Do You Need A Skiver

In my opinion yes you really do. That is if you want to sew a regular-sized bag  with structural results that will satisfy you.  In the meantime you can use the following hand-skiving tools on smaller items, if you have the patience.

  • Tandy Hand "Super Skiver" - ($10 for tool plus constant cost of blades) - works for smaller items with patience.
  • Dremel Tool w/Sanding Bands ($40-$90 for Tool plus cost of bands) - makes a mess but it works if you are patient.
  • Leather Skiving/Pairing Splitters ($70-$120) - if the leather is soft it easily can stretch as you pull it through/across the blade

My skiving machine is a THOR RET801, which I purchased from Sunny Sewing. Sunny was able to cut my table to a smaller custom size, add wheels, and expand the size of the waste hole underneath. I made the canvas waste bag, which is attached to the underside of my machine using tool-magnet bars from Harbor Freight (so I can easily remove the bag and the waste). 

If you have interest in a similar custom set up, contact Sam Abdo at Sunny Sewing (214) 749-7991‬, and ask for the "Anne Skiver SetUp" if you want something similar that takes up less space.
Press Machine / Rivet Press -  Setting Rivets & Grommets
For setting rivets and grommets, I like using a Press Machine. Some serious leather crafters swear by only using only hand/manual setting tools ( a driver and anvil.) I use a press machine. Mine is the DK93 Table Press from KamSnaps.com. I use a combination of die sets from Kam and some Kam-compatible dies that are third party.  The press from BuckleGuy.com and Tandy.com are more solid press machines, but they are also much more expensive. I find the Kam works just fine fr most of my needs.

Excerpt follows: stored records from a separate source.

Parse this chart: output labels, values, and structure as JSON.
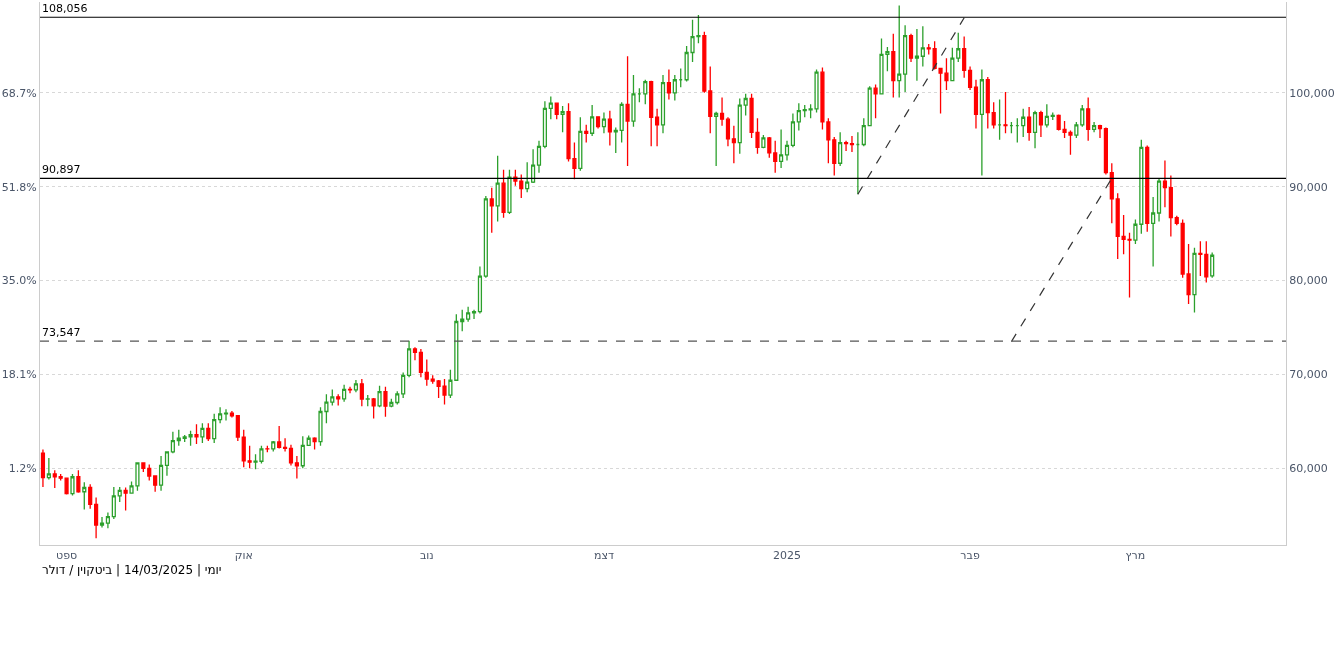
{
  "chart_data": {
    "type": "candlestick",
    "annotations": [
      "יומי | 14/03/2025 | ביטקוין / דולר"
    ],
    "categories": [
      null,
      null,
      null,
      null,
      "ספט",
      null,
      null,
      null,
      null,
      null,
      null,
      null,
      null,
      null,
      null,
      null,
      null,
      null,
      null,
      null,
      null,
      null,
      null,
      null,
      null,
      null,
      null,
      null,
      null,
      null,
      null,
      null,
      null,
      null,
      "אוק",
      null,
      null,
      null,
      null,
      null,
      null,
      null,
      null,
      null,
      null,
      null,
      null,
      null,
      null,
      null,
      null,
      null,
      null,
      null,
      null,
      null,
      null,
      null,
      null,
      null,
      null,
      null,
      null,
      null,
      null,
      "נוב",
      null,
      null,
      null,
      null,
      null,
      null,
      null,
      null,
      null,
      null,
      null,
      null,
      null,
      null,
      null,
      null,
      null,
      null,
      null,
      null,
      null,
      null,
      null,
      null,
      null,
      null,
      null,
      null,
      null,
      "דצמ",
      null,
      null,
      null,
      null,
      null,
      null,
      null,
      null,
      null,
      null,
      null,
      null,
      null,
      null,
      null,
      null,
      null,
      null,
      null,
      null,
      null,
      null,
      null,
      null,
      null,
      null,
      null,
      null,
      null,
      null,
      "2025",
      null,
      null,
      null,
      null,
      null,
      null,
      null,
      null,
      null,
      null,
      null,
      null,
      null,
      null,
      null,
      null,
      null,
      null,
      null,
      null,
      null,
      null,
      null,
      null,
      null,
      null,
      null,
      null,
      null,
      null,
      "פבר",
      null,
      null,
      null,
      null,
      null,
      null,
      null,
      null,
      null,
      null,
      null,
      null,
      null,
      null,
      null,
      null,
      null,
      null,
      null,
      null,
      null,
      null,
      null,
      null,
      null,
      null,
      null,
      "מרץ",
      null,
      null,
      null,
      null,
      null,
      null,
      null,
      null,
      null,
      null,
      null,
      null,
      null,
      null,
      null,
      null,
      null,
      null,
      null,
      null,
      null,
      null,
      null,
      null,
      null
    ],
    "ohlc": [
      [
        61600,
        62000,
        58000,
        59000
      ],
      [
        59000,
        61100,
        58800,
        59400
      ],
      [
        59400,
        59800,
        57900,
        59100
      ],
      [
        59100,
        59400,
        58700,
        58950
      ],
      [
        58950,
        59000,
        57200,
        57300
      ],
      [
        57300,
        59400,
        57100,
        59100
      ],
      [
        59100,
        59800,
        57400,
        57500
      ],
      [
        57500,
        58500,
        55600,
        57950
      ],
      [
        57950,
        58300,
        55700,
        56150
      ],
      [
        56150,
        56900,
        52550,
        53950
      ],
      [
        53950,
        54800,
        53700,
        54150
      ],
      [
        54150,
        55300,
        53600,
        54850
      ],
      [
        54850,
        58000,
        54600,
        57050
      ],
      [
        57050,
        58000,
        56400,
        57650
      ],
      [
        57650,
        57950,
        55500,
        57350
      ],
      [
        57350,
        58600,
        57300,
        58130
      ],
      [
        58130,
        60650,
        57600,
        60570
      ],
      [
        60570,
        60650,
        59600,
        60000
      ],
      [
        60000,
        60400,
        58700,
        59180
      ],
      [
        59180,
        59200,
        57500,
        58200
      ],
      [
        58200,
        61300,
        57600,
        60300
      ],
      [
        60300,
        61800,
        59200,
        61750
      ],
      [
        61750,
        63900,
        61600,
        62950
      ],
      [
        62950,
        64100,
        62400,
        63200
      ],
      [
        63200,
        63550,
        62800,
        63350
      ],
      [
        63350,
        64000,
        62400,
        63580
      ],
      [
        63580,
        64700,
        62600,
        63340
      ],
      [
        63340,
        64800,
        62700,
        64260
      ],
      [
        64260,
        64800,
        62900,
        63150
      ],
      [
        63150,
        65800,
        62700,
        65180
      ],
      [
        65180,
        66500,
        64800,
        65790
      ],
      [
        65790,
        66300,
        65100,
        65880
      ],
      [
        65880,
        66100,
        65400,
        65600
      ],
      [
        65600,
        65600,
        62900,
        63330
      ],
      [
        63330,
        64100,
        60100,
        60800
      ],
      [
        60800,
        62400,
        60000,
        60650
      ],
      [
        60650,
        61500,
        59900,
        60750
      ],
      [
        60750,
        62400,
        60500,
        62070
      ],
      [
        62070,
        62400,
        61700,
        62060
      ],
      [
        62060,
        62900,
        61800,
        62810
      ],
      [
        62810,
        64500,
        62100,
        62220
      ],
      [
        62220,
        63200,
        61800,
        62130
      ],
      [
        62130,
        62500,
        60300,
        60580
      ],
      [
        60580,
        61300,
        58900,
        60270
      ],
      [
        60270,
        63400,
        60000,
        62450
      ],
      [
        62450,
        63500,
        62400,
        63200
      ],
      [
        63200,
        63300,
        62000,
        62850
      ],
      [
        62850,
        66500,
        62400,
        66050
      ],
      [
        66050,
        67900,
        64800,
        67040
      ],
      [
        67040,
        68400,
        66700,
        67610
      ],
      [
        67610,
        67900,
        66700,
        67400
      ],
      [
        67400,
        68900,
        67100,
        68410
      ],
      [
        68410,
        68700,
        68000,
        68360
      ],
      [
        68360,
        69400,
        68100,
        69000
      ],
      [
        69000,
        69500,
        66600,
        67370
      ],
      [
        67370,
        67800,
        66600,
        67380
      ],
      [
        67380,
        67500,
        65300,
        66650
      ],
      [
        66650,
        68800,
        66500,
        68170
      ],
      [
        68170,
        68700,
        65500,
        66620
      ],
      [
        66620,
        67400,
        66500,
        67010
      ],
      [
        67010,
        68200,
        66800,
        67930
      ],
      [
        67930,
        70200,
        67500,
        69900
      ],
      [
        69900,
        73600,
        69700,
        72720
      ],
      [
        72720,
        72900,
        71500,
        72340
      ],
      [
        72340,
        72700,
        69700,
        70220
      ],
      [
        70220,
        71600,
        68800,
        69490
      ],
      [
        69490,
        69900,
        69000,
        69300
      ],
      [
        69300,
        69400,
        67500,
        68740
      ],
      [
        68740,
        69500,
        66800,
        67800
      ],
      [
        67800,
        70500,
        67500,
        69380
      ],
      [
        69380,
        76400,
        69300,
        75640
      ],
      [
        75640,
        76900,
        74600,
        75900
      ],
      [
        75900,
        77200,
        75600,
        76550
      ],
      [
        76550,
        76900,
        75900,
        76700
      ],
      [
        76700,
        81500,
        76500,
        80470
      ],
      [
        80470,
        89000,
        80300,
        88700
      ],
      [
        88700,
        89900,
        85100,
        87950
      ],
      [
        87950,
        93300,
        86300,
        90380
      ],
      [
        90380,
        91800,
        86700,
        87270
      ],
      [
        87270,
        91800,
        87100,
        91030
      ],
      [
        91030,
        91800,
        90100,
        90600
      ],
      [
        90600,
        91300,
        88800,
        89800
      ],
      [
        89800,
        92600,
        89400,
        90500
      ],
      [
        90500,
        94000,
        90400,
        92300
      ],
      [
        92300,
        94900,
        91500,
        94290
      ],
      [
        94290,
        99100,
        94100,
        98340
      ],
      [
        98340,
        99600,
        97200,
        98900
      ],
      [
        98900,
        98900,
        97200,
        97700
      ],
      [
        97700,
        98600,
        95800,
        98000
      ],
      [
        98000,
        98900,
        92700,
        93000
      ],
      [
        93000,
        94700,
        90800,
        91950
      ],
      [
        91950,
        97400,
        91700,
        95900
      ],
      [
        95900,
        96600,
        94700,
        95700
      ],
      [
        95700,
        98700,
        95400,
        97450
      ],
      [
        97450,
        97500,
        96200,
        96400
      ],
      [
        96400,
        97900,
        95700,
        97200
      ],
      [
        97200,
        98100,
        94400,
        95850
      ],
      [
        95850,
        96300,
        93600,
        96000
      ],
      [
        96000,
        99000,
        94700,
        98770
      ],
      [
        98770,
        103900,
        92200,
        97000
      ],
      [
        97000,
        101900,
        96400,
        99900
      ],
      [
        99900,
        100500,
        99000,
        99900
      ],
      [
        99900,
        101400,
        98800,
        101200
      ],
      [
        101200,
        101300,
        94300,
        97400
      ],
      [
        97400,
        98300,
        94300,
        96600
      ],
      [
        96600,
        101900,
        95700,
        101100
      ],
      [
        101100,
        102500,
        99300,
        100000
      ],
      [
        100000,
        101900,
        99200,
        101400
      ],
      [
        101400,
        102600,
        100600,
        101400
      ],
      [
        101400,
        105000,
        101200,
        104300
      ],
      [
        104300,
        107800,
        103300,
        106000
      ],
      [
        106000,
        108300,
        105300,
        106100
      ],
      [
        106100,
        106500,
        100000,
        100200
      ],
      [
        100200,
        102800,
        95700,
        97500
      ],
      [
        97500,
        98000,
        92200,
        97800
      ],
      [
        97800,
        99500,
        96500,
        97200
      ],
      [
        97200,
        97400,
        94300,
        95100
      ],
      [
        95100,
        96500,
        92500,
        94700
      ],
      [
        94700,
        99400,
        93500,
        98700
      ],
      [
        98700,
        99900,
        97600,
        99400
      ],
      [
        99400,
        99900,
        95200,
        95800
      ],
      [
        95800,
        97300,
        93500,
        94200
      ],
      [
        94200,
        95500,
        94100,
        95200
      ],
      [
        95200,
        95300,
        93100,
        93600
      ],
      [
        93600,
        94900,
        91500,
        92700
      ],
      [
        92700,
        96100,
        92000,
        93400
      ],
      [
        93400,
        94900,
        92800,
        94400
      ],
      [
        94400,
        97800,
        94200,
        96900
      ],
      [
        96900,
        98900,
        96000,
        98100
      ],
      [
        98100,
        98700,
        97400,
        98200
      ],
      [
        98200,
        98800,
        97300,
        98300
      ],
      [
        98300,
        102500,
        97900,
        102200
      ],
      [
        102200,
        102700,
        96100,
        96900
      ],
      [
        96900,
        97300,
        92500,
        95000
      ],
      [
        95000,
        95300,
        91200,
        92500
      ],
      [
        92500,
        95800,
        92200,
        94700
      ],
      [
        94700,
        94900,
        93800,
        94600
      ],
      [
        94600,
        95400,
        93700,
        94500
      ],
      [
        94500,
        95800,
        89200,
        94500
      ],
      [
        94500,
        97300,
        94300,
        96500
      ],
      [
        96500,
        100700,
        96500,
        100500
      ],
      [
        100500,
        100900,
        97300,
        99900
      ],
      [
        99900,
        105800,
        99900,
        104100
      ],
      [
        104100,
        104900,
        102300,
        104400
      ],
      [
        104400,
        106300,
        99500,
        101300
      ],
      [
        101300,
        109300,
        99500,
        102000
      ],
      [
        102000,
        107200,
        100100,
        106100
      ],
      [
        106100,
        106300,
        103300,
        103700
      ],
      [
        103700,
        106800,
        101300,
        103900
      ],
      [
        103900,
        107100,
        102800,
        104800
      ],
      [
        104800,
        105200,
        104100,
        104700
      ],
      [
        104700,
        105500,
        102500,
        102600
      ],
      [
        102600,
        102600,
        97800,
        102100
      ],
      [
        102100,
        103700,
        100300,
        101300
      ],
      [
        101300,
        104800,
        101300,
        103700
      ],
      [
        103700,
        106400,
        103300,
        104700
      ],
      [
        104700,
        106000,
        101600,
        102400
      ],
      [
        102400,
        102800,
        100300,
        100600
      ],
      [
        100600,
        101400,
        96200,
        97700
      ],
      [
        97700,
        102500,
        91200,
        101400
      ],
      [
        101400,
        101700,
        96200,
        97900
      ],
      [
        97900,
        99000,
        96200,
        96600
      ],
      [
        96600,
        99300,
        95000,
        96600
      ],
      [
        96600,
        100100,
        95700,
        96500
      ],
      [
        96500,
        96900,
        95700,
        96500
      ],
      [
        96500,
        97300,
        94700,
        96500
      ],
      [
        96500,
        98300,
        95300,
        97400
      ],
      [
        97400,
        98500,
        94900,
        95800
      ],
      [
        95800,
        98100,
        94100,
        97900
      ],
      [
        97900,
        98100,
        95300,
        96600
      ],
      [
        96600,
        98800,
        96300,
        97500
      ],
      [
        97500,
        97900,
        97100,
        97600
      ],
      [
        97600,
        97700,
        96000,
        96100
      ],
      [
        96100,
        97000,
        95200,
        95800
      ],
      [
        95800,
        96000,
        93400,
        95500
      ],
      [
        95500,
        96900,
        95200,
        96600
      ],
      [
        96600,
        98700,
        96400,
        98300
      ],
      [
        98300,
        99500,
        94900,
        96100
      ],
      [
        96100,
        96900,
        95800,
        96500
      ],
      [
        96500,
        96600,
        95200,
        96200
      ],
      [
        96200,
        96300,
        91300,
        91500
      ],
      [
        91500,
        92500,
        86100,
        88700
      ],
      [
        88700,
        89300,
        82300,
        84700
      ],
      [
        84700,
        87000,
        82800,
        84400
      ],
      [
        84400,
        85100,
        78200,
        84300
      ],
      [
        84300,
        86500,
        83900,
        86000
      ],
      [
        86000,
        95000,
        85000,
        94200
      ],
      [
        94200,
        94400,
        85200,
        86100
      ],
      [
        86100,
        88900,
        81500,
        87200
      ],
      [
        87200,
        90900,
        86300,
        90600
      ],
      [
        90600,
        92800,
        87800,
        89900
      ],
      [
        89900,
        91200,
        84700,
        86700
      ],
      [
        86700,
        86900,
        85900,
        86100
      ],
      [
        86100,
        86500,
        80300,
        80700
      ],
      [
        80700,
        83900,
        77500,
        78500
      ],
      [
        78500,
        83500,
        76600,
        82900
      ],
      [
        82900,
        84200,
        80500,
        82800
      ],
      [
        82800,
        84200,
        79800,
        80400
      ],
      [
        80500,
        83000,
        80300,
        82700
      ],
      null,
      null,
      null,
      null,
      null,
      null,
      null,
      null,
      null,
      null,
      null,
      null
    ],
    "colors": [
      "#ff0000",
      "#2ca02c",
      "#ff0000",
      "#ff0000",
      "#ff0000",
      "#2ca02c",
      "#ff0000",
      "#2ca02c",
      "#ff0000",
      "#ff0000",
      "#2ca02c",
      "#2ca02c",
      "#2ca02c",
      "#2ca02c",
      "#ff0000",
      "#2ca02c",
      "#2ca02c",
      "#ff0000",
      "#ff0000",
      "#ff0000",
      "#2ca02c",
      "#2ca02c",
      "#2ca02c",
      "#2ca02c",
      "#2ca02c",
      "#2ca02c",
      "#ff0000",
      "#2ca02c",
      "#ff0000",
      "#2ca02c",
      "#2ca02c",
      "#2ca02c",
      "#ff0000",
      "#ff0000",
      "#ff0000",
      "#ff0000",
      "#2ca02c",
      "#2ca02c",
      "#ff0000",
      "#2ca02c",
      "#ff0000",
      "#ff0000",
      "#ff0000",
      "#ff0000",
      "#2ca02c",
      "#2ca02c",
      "#ff0000",
      "#2ca02c",
      "#2ca02c",
      "#2ca02c",
      "#ff0000",
      "#2ca02c",
      "#ff0000",
      "#2ca02c",
      "#ff0000",
      "#2ca02c",
      "#ff0000",
      "#2ca02c",
      "#ff0000",
      "#2ca02c",
      "#2ca02c",
      "#2ca02c",
      "#2ca02c",
      "#ff0000",
      "#ff0000",
      "#ff0000",
      "#ff0000",
      "#ff0000",
      "#ff0000",
      "#2ca02c",
      "#2ca02c",
      "#2ca02c",
      "#2ca02c",
      "#2ca02c",
      "#2ca02c",
      "#2ca02c",
      "#ff0000",
      "#2ca02c",
      "#ff0000",
      "#2ca02c",
      "#ff0000",
      "#ff0000",
      "#2ca02c",
      "#2ca02c",
      "#2ca02c",
      "#2ca02c",
      "#2ca02c",
      "#ff0000",
      "#2ca02c",
      "#ff0000",
      "#ff0000",
      "#2ca02c",
      "#ff0000",
      "#2ca02c",
      "#ff0000",
      "#2ca02c",
      "#ff0000",
      "#2ca02c",
      "#2ca02c",
      "#ff0000",
      "#2ca02c",
      "#2ca02c",
      "#2ca02c",
      "#ff0000",
      "#ff0000",
      "#2ca02c",
      "#ff0000",
      "#2ca02c",
      "#2ca02c",
      "#2ca02c",
      "#2ca02c",
      "#2ca02c",
      "#ff0000",
      "#ff0000",
      "#2ca02c",
      "#ff0000",
      "#ff0000",
      "#ff0000",
      "#2ca02c",
      "#2ca02c",
      "#ff0000",
      "#ff0000",
      "#2ca02c",
      "#ff0000",
      "#ff0000",
      "#2ca02c",
      "#2ca02c",
      "#2ca02c",
      "#2ca02c",
      "#2ca02c",
      "#2ca02c",
      "#2ca02c",
      "#ff0000",
      "#ff0000",
      "#ff0000",
      "#2ca02c",
      "#ff0000",
      "#ff0000",
      "#2ca02c",
      "#2ca02c",
      "#2ca02c",
      "#ff0000",
      "#2ca02c",
      "#2ca02c",
      "#ff0000",
      "#2ca02c",
      "#2ca02c",
      "#ff0000",
      "#2ca02c",
      "#2ca02c",
      "#ff0000",
      "#ff0000",
      "#ff0000",
      "#ff0000",
      "#2ca02c",
      "#2ca02c",
      "#ff0000",
      "#ff0000",
      "#ff0000",
      "#2ca02c",
      "#ff0000",
      "#ff0000",
      "#2ca02c",
      "#ff0000",
      "#2ca02c",
      "#2ca02c",
      "#2ca02c",
      "#ff0000",
      "#2ca02c",
      "#ff0000",
      "#2ca02c",
      "#2ca02c",
      "#ff0000",
      "#ff0000",
      "#ff0000",
      "#2ca02c",
      "#2ca02c",
      "#ff0000",
      "#2ca02c",
      "#ff0000",
      "#ff0000",
      "#ff0000",
      "#ff0000",
      "#ff0000",
      "#ff0000",
      "#2ca02c",
      "#2ca02c",
      "#ff0000",
      "#2ca02c",
      "#2ca02c",
      "#ff0000",
      "#ff0000",
      "#ff0000",
      "#ff0000",
      "#ff0000",
      "#2ca02c",
      "#ff0000",
      "#ff0000",
      "#2ca02c",
      null,
      null,
      null,
      null,
      null,
      null,
      null,
      null,
      null,
      null,
      null,
      null
    ],
    "series": [
      {
        "type": "line",
        "values": [
          null,
          null,
          null,
          null,
          null,
          null,
          null,
          null,
          null,
          null,
          null,
          null,
          null,
          null,
          null,
          null,
          null,
          null,
          null,
          null,
          null,
          null,
          null,
          null,
          null,
          null,
          null,
          null,
          null,
          null,
          null,
          null,
          null,
          null,
          null,
          null,
          null,
          null,
          null,
          null,
          null,
          null,
          null,
          null,
          null,
          null,
          null,
          null,
          null,
          null,
          null,
          null,
          null,
          null,
          null,
          null,
          null,
          null,
          null,
          null,
          null,
          null,
          null,
          null,
          null,
          null,
          null,
          null,
          null,
          null,
          null,
          null,
          null,
          null,
          null,
          null,
          null,
          null,
          null,
          null,
          null,
          null,
          null,
          null,
          null,
          null,
          null,
          null,
          null,
          null,
          null,
          null,
          null,
          null,
          null,
          null,
          null,
          null,
          null,
          null,
          null,
          null,
          null,
          null,
          null,
          null,
          null,
          null,
          null,
          null,
          null,
          null,
          null,
          null,
          null,
          null,
          null,
          null,
          null,
          null,
          null,
          null,
          null,
          null,
          null,
          null,
          null,
          null,
          null,
          null,
          null,
          null,
          null,
          null,
          null,
          null,
          null,
          null,
          89200,
          null,
          null,
          null,
          null,
          null,
          null,
          null,
          null,
          null,
          null,
          null,
          null,
          null,
          null,
          null,
          null,
          null,
          108000,
          null,
          null,
          null,
          null,
          null,
          null,
          null,
          null,
          null,
          null,
          null,
          null,
          null,
          null,
          null,
          null,
          null,
          null,
          null,
          null,
          null,
          null,
          null,
          null,
          null,
          null,
          null,
          null,
          null,
          null,
          null,
          null,
          null,
          null,
          null,
          null,
          null,
          null,
          null,
          null,
          null,
          null,
          null,
          null,
          null,
          null,
          null,
          null,
          null,
          null,
          null,
          null,
          null,
          null
        ],
        "color": "#333333",
        "line_style": "dashed"
      },
      {
        "type": "line",
        "values": [
          null,
          null,
          null,
          null,
          null,
          null,
          null,
          null,
          null,
          null,
          null,
          null,
          null,
          null,
          null,
          null,
          null,
          null,
          null,
          null,
          null,
          null,
          null,
          null,
          null,
          null,
          null,
          null,
          null,
          null,
          null,
          null,
          null,
          null,
          null,
          null,
          null,
          null,
          null,
          null,
          null,
          null,
          null,
          null,
          null,
          null,
          null,
          null,
          null,
          null,
          null,
          null,
          null,
          null,
          null,
          null,
          null,
          null,
          null,
          null,
          null,
          null,
          null,
          null,
          null,
          null,
          null,
          null,
          null,
          null,
          null,
          null,
          null,
          null,
          null,
          null,
          null,
          null,
          null,
          null,
          null,
          null,
          null,
          null,
          null,
          null,
          null,
          null,
          null,
          null,
          null,
          null,
          null,
          null,
          null,
          null,
          null,
          null,
          null,
          null,
          null,
          null,
          null,
          null,
          null,
          null,
          null,
          null,
          null,
          null,
          null,
          null,
          null,
          null,
          null,
          null,
          null,
          null,
          null,
          null,
          null,
          null,
          null,
          null,
          null,
          null,
          null,
          null,
          null,
          null,
          null,
          null,
          null,
          null,
          null,
          null,
          null,
          null,
          null,
          null,
          null,
          null,
          null,
          null,
          null,
          null,
          null,
          null,
          null,
          null,
          null,
          null,
          null,
          null,
          null,
          null,
          null,
          null,
          null,
          null,
          null,
          null,
          null,
          null,
          73500,
          null,
          null,
          null,
          null,
          null,
          null,
          null,
          null,
          null,
          null,
          null,
          null,
          null,
          null,
          null,
          null,
          90900,
          null,
          null,
          null,
          null,
          null,
          null,
          null,
          null,
          null,
          null,
          null,
          null,
          null,
          null,
          null,
          null,
          null,
          null,
          null,
          null,
          null,
          null,
          null,
          null,
          null,
          null,
          null,
          null,
          null
        ],
        "color": "#333333",
        "line_style": "dashed"
      }
    ],
    "ylim": [
      51826,
      109682
    ],
    "yticks": [
      {
        "value": 60000,
        "label": "60,000"
      },
      {
        "value": 70000,
        "label": "70,000"
      },
      {
        "value": 80000,
        "label": "80,000"
      },
      {
        "value": 90000,
        "label": "90,000"
      },
      {
        "value": 100000,
        "label": "100,000"
      }
    ],
    "y2lim": [
      -12.59,
      85.0
    ],
    "y2ticks": [
      {
        "value": 1.2,
        "label": "1.2%"
      },
      {
        "value": 18.1,
        "label": "18.1%"
      },
      {
        "value": 35.0,
        "label": "35.0%"
      },
      {
        "value": 51.8,
        "label": "51.8%"
      },
      {
        "value": 68.7,
        "label": "68.7%"
      }
    ],
    "ref_lines": [
      {
        "axis": "y",
        "value": 108056,
        "label": "108,056",
        "color": "#000000",
        "line_style": "solid"
      },
      {
        "axis": "y",
        "value": 90897,
        "label": "90,897",
        "color": "#000000",
        "line_style": "solid"
      },
      {
        "axis": "y",
        "value": 73547,
        "label": "73,547",
        "color": "#555555",
        "line_style": "dashed"
      }
    ],
    "grid": "y"
  }
}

Hole Punches - Rotary Punch & Circular Hand Drive Punches

For punching holes into leather for Rivets, the most common size hole is 2.5mm. Sometimes I also like to use the smaller 2mm one for Rivets that are 8mm or less so I get a tight fit or to start the hole and t hen make sure it is straight before I widen it with the 2.5 punch..  While you can get a press die for your Rivet press to make holes, I find this method the least precise because it can be hard to see under the press and get your hole straight. Plus the dies for the press machine are expensive.  I much prefer to punch holes by hand and use either a Hand Rotary tool or a simple manual circular punch drive with a mallet.

Rotary Hand Punch

  • Tandy Leather - Craftool Pro Rotary Leather Punch 3230-00 (around $50)
  • Herm Sprenger  - Professional Handhel Pro Tool 

    Manual Circular/Round Punch Drives

    • KSBladePunch.com - Single holes punches are available at RM Leather Supply or direct from KSBlade Korea (These are quite expensive at $20-$22each, but are the absolute best)
    • Tandy.com Craftool Round Drive Punch ($7-10/each)


    • My preferred mallet is a rawhide mallet  They have the least bounce when striking and are kind to your tools. Garland makes a good one at a good price point. 
    • My second favorite is a Poly-Head mallet Bounce is not too bad and they are less expensive than Rawhide.

    Whichever you choose make sure it is at least 1 1/2 lbs (18 oz). Anything less in weight does not do the job effectively and you need to make multiple strikes which can cause issues.




    Not all rivets are created equal!  If you are using rivets for vinyl or cotton, you can buy your "average" rivet.  But if you are using a rivet in leather, you want one made out of a strong durable metal that isn't too soft. (Soft rivets dent more easily and may not be as durable when set into "dense " fiberous material such as leather.  Also while you may be used to buying rivets by "Cap" size, when using them for leather you should pay attention to the post height. You may need taller post heights depending on the leather you are using.